His other jobs included inspecting weapons, punishing minor infractions of the pirates' rules, assigning work details, overseeing elections, managing provisions—and keeping the captain in line. Juggling more than a hundred egos took plenty of "blarney," as they still call a smooth tongue in Noland's homeland, Ireland.

Noland's verbal virtuosity came in handy on land too. He retired from piracy in 1718 under one of the pardons granted periodically by the British crown. Unlike many ex-pirates, who speedily gambled and drank their way to poverty, Noland managed to establish himself as a respectable citizen. Indeed, he even served as a character witness at the trials of other pirates.


Hendrick Quintor
Bad Example

BASIC BIO

  • Served on the Mary Anne in Samuel Bellamy's pirate fleet.
  • African-Dutch (born in Amsterdam).
  • Born in 1692.

FATE

Hendrick Quintor was hanged for piracy in 1717.

PIRATE PROFILE

Probably the son of a sailor, Quintor spent most of his life at sea. Working on a Spanish vessel in the Caribbean, he was captured by a pirate crew that included the young Samuel Bellamy. Quintor joined the pirates and earned a reputation as one of the toughest men in the bunch. His support helped Bellamy become the pirates' new leader.

Quintor was not aboard the Whydah when she sank in 1717. That sounds lucky but wasn't. He was captured not long afterward and found guilty of piracy in October 1717. The penalty: death by hanging.

Bostonians crowded by the gallows to watch as Quintor and five other pirates were hanged. To the audience, the slow writhing of the dangling bodies was a form of entertainment—and a warning to anyone considering piracy.


Joseph Rivers
Old Dog, Old Tricks

BASIC BIO

  • Served on the Whydah.
  • British.
  • Was captured by the British Royal Navy in 1701 but wasn't executed.
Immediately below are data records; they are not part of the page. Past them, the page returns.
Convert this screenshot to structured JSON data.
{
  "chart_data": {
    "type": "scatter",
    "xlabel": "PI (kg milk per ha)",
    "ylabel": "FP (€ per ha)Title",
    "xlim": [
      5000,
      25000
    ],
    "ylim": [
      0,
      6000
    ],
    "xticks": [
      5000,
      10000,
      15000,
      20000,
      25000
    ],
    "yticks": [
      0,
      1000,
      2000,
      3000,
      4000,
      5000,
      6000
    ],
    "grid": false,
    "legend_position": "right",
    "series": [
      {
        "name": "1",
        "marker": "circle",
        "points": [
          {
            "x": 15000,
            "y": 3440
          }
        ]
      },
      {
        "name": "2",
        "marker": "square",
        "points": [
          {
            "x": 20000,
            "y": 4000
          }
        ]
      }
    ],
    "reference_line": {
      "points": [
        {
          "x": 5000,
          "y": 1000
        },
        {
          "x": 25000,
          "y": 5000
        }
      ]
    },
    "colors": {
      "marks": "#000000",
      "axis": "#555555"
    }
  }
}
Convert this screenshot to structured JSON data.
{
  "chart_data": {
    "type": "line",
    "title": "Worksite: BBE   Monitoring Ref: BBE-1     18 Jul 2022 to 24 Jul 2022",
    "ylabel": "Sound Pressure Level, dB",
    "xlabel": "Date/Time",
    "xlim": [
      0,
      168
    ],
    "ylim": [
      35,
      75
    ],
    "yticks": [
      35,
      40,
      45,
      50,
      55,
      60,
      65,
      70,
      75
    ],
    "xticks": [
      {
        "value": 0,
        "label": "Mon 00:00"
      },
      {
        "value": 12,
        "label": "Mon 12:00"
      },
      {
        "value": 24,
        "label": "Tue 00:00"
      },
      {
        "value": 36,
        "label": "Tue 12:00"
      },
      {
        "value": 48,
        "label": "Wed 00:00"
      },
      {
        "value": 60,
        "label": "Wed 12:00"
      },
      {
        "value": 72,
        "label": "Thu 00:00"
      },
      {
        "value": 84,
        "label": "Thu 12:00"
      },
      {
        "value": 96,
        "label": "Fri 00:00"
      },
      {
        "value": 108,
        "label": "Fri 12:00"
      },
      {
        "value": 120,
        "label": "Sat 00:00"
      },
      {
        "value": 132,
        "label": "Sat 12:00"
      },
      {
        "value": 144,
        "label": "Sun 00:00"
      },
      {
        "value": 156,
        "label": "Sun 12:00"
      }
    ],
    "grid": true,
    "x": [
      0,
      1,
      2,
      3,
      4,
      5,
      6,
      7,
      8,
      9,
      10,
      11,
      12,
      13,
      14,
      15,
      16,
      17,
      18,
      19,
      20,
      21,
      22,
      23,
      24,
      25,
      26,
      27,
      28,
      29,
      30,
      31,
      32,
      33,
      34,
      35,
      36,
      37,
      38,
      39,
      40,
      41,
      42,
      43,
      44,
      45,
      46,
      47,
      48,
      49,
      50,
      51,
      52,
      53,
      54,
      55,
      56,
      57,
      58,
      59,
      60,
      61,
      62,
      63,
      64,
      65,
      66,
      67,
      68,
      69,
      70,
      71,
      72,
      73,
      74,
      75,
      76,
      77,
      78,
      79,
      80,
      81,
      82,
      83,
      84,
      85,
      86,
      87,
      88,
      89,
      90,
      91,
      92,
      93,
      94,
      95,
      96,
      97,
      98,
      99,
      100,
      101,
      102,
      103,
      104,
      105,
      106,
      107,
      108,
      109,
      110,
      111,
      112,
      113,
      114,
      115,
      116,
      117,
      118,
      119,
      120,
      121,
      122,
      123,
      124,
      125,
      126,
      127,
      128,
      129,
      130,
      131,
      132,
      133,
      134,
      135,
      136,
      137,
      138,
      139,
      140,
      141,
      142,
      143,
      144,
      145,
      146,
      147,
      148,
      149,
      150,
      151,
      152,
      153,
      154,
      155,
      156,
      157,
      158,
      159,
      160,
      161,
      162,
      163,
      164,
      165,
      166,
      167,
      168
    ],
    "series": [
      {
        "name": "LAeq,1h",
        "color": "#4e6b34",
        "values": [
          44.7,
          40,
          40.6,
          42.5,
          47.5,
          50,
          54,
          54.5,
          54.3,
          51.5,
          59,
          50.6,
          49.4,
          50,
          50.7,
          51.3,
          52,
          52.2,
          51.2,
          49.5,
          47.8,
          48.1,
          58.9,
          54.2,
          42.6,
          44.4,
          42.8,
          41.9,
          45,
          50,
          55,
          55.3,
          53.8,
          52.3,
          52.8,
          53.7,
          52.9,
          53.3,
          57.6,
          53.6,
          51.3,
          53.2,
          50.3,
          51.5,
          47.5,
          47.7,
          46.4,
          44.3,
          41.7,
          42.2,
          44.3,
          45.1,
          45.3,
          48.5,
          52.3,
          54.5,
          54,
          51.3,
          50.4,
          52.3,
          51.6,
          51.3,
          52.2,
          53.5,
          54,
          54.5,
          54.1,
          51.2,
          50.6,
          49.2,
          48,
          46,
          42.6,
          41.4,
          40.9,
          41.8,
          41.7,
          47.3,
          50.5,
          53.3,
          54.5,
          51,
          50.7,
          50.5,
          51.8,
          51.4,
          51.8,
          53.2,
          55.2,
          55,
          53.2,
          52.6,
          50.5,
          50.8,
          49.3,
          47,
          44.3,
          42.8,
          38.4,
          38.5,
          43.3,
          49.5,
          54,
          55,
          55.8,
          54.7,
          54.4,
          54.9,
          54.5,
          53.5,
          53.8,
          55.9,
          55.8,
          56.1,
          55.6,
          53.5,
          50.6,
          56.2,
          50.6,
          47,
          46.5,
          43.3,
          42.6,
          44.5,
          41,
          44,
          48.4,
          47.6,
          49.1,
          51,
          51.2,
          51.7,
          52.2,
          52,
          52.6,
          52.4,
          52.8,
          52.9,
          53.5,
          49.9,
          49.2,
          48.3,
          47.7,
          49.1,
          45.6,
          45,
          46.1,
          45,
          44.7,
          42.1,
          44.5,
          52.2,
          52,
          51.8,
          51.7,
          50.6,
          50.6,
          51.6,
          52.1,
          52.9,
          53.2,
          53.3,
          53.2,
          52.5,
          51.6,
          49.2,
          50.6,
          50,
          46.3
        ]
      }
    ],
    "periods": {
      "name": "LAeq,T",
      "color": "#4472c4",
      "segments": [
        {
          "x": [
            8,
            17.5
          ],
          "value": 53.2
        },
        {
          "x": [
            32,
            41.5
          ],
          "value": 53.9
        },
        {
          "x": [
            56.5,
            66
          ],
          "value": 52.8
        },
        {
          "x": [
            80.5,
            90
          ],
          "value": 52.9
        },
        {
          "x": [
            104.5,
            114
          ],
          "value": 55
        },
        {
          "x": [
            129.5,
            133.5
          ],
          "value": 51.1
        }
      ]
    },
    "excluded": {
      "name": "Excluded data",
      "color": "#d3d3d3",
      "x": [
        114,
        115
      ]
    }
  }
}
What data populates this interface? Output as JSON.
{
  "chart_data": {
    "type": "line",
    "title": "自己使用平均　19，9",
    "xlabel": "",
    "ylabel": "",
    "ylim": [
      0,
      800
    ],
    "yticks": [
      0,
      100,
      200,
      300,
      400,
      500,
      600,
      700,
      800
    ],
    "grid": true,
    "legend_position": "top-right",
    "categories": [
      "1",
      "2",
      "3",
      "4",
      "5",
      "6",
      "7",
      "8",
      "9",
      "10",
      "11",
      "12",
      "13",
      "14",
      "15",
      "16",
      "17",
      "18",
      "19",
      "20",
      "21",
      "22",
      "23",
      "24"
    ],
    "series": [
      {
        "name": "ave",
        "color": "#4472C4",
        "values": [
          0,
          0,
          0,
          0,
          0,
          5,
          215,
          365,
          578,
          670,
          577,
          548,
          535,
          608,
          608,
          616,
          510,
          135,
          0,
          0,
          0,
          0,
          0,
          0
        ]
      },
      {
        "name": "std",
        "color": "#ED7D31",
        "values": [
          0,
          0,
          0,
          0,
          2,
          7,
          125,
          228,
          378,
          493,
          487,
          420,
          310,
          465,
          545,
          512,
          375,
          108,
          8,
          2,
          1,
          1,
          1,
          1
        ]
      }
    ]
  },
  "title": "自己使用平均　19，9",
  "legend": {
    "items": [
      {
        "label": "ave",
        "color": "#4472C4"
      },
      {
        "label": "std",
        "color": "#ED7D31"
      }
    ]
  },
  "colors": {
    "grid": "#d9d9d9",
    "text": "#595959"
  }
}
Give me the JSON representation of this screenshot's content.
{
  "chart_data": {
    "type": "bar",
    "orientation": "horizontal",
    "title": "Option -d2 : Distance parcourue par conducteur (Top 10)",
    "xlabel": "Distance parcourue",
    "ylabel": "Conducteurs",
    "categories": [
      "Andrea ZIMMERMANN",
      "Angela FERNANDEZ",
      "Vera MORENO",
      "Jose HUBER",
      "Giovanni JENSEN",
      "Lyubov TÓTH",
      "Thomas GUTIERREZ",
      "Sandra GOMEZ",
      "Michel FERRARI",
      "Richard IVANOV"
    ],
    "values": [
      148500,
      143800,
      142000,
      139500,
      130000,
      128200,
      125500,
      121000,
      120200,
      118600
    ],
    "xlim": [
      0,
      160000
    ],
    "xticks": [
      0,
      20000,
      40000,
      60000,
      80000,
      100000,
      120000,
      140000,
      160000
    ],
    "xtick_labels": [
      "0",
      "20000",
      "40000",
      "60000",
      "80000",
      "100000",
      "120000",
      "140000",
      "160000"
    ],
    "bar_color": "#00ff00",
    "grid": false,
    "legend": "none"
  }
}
Returned to piracy.

FATE

Joseph Rivers went down with the ship in 1717.

PIRATE PROFILE

Joseph Rivers was a rarity: a pirate with a long resume. Most pirates died young, sometimes at the end of an executioner's rope. Others snared their loot, then took early retirement. Not Rivers.

His career as a pirate spanned two decades, and not even his arrest in 1701 slowed him down. Joining Samuel Bellamy about 1715, he was probably one of the most seasoned men aboard the Whydah. Younger, brasher pirates may have rolled their eyes as he spun stories of battling the Royal Navy. But they knew where to get survival tips.


Palgrave Williams
Middle-Aged Crazy

BASIC BIO

  • Pirate captain of the Mary Anne (a ship in Bellamy's fleet).
  • American (born in Rhode Island).
  • Born in 1678.
  • Was a wealthy goldsmith before turning pirate in 1715 or 1716.

FATE

Palgrave Williams retired from piracy in 1723.

PIRATE PROFILE

Maybe he felt old. That's one plausible answer to the riddle of Palgrave Williams. Why, historians still wonder, would a wealthy 39-year-old leave his wife and kids to become a pirate?

Whatever spurred him, Williams joined Samuel Bellamy in "the sweet trade" of piracy. He served as Bellamy's quartermaster, then became captain of the Mary Anne, a sloop in Bellamy's small fleet.

When the fleet sailed north from the Bahamas in the spring of 1717, Williams took a detour that saved his life. He stopped at Block Island, Rhode Island, to visit his mother and sisters. Thus he escaped the storm that sank the Whydah and most of his compatriots.

Williams retired from piracy a year later, but quickly grew bored. Returning to piracy, he sailed and stole for several more years. At 45, in 1723, he retired a second, final time. It is believed that Williams settled down with a new wife and a new name and began another family. He eventually died in peace—a rare ending for a pirate.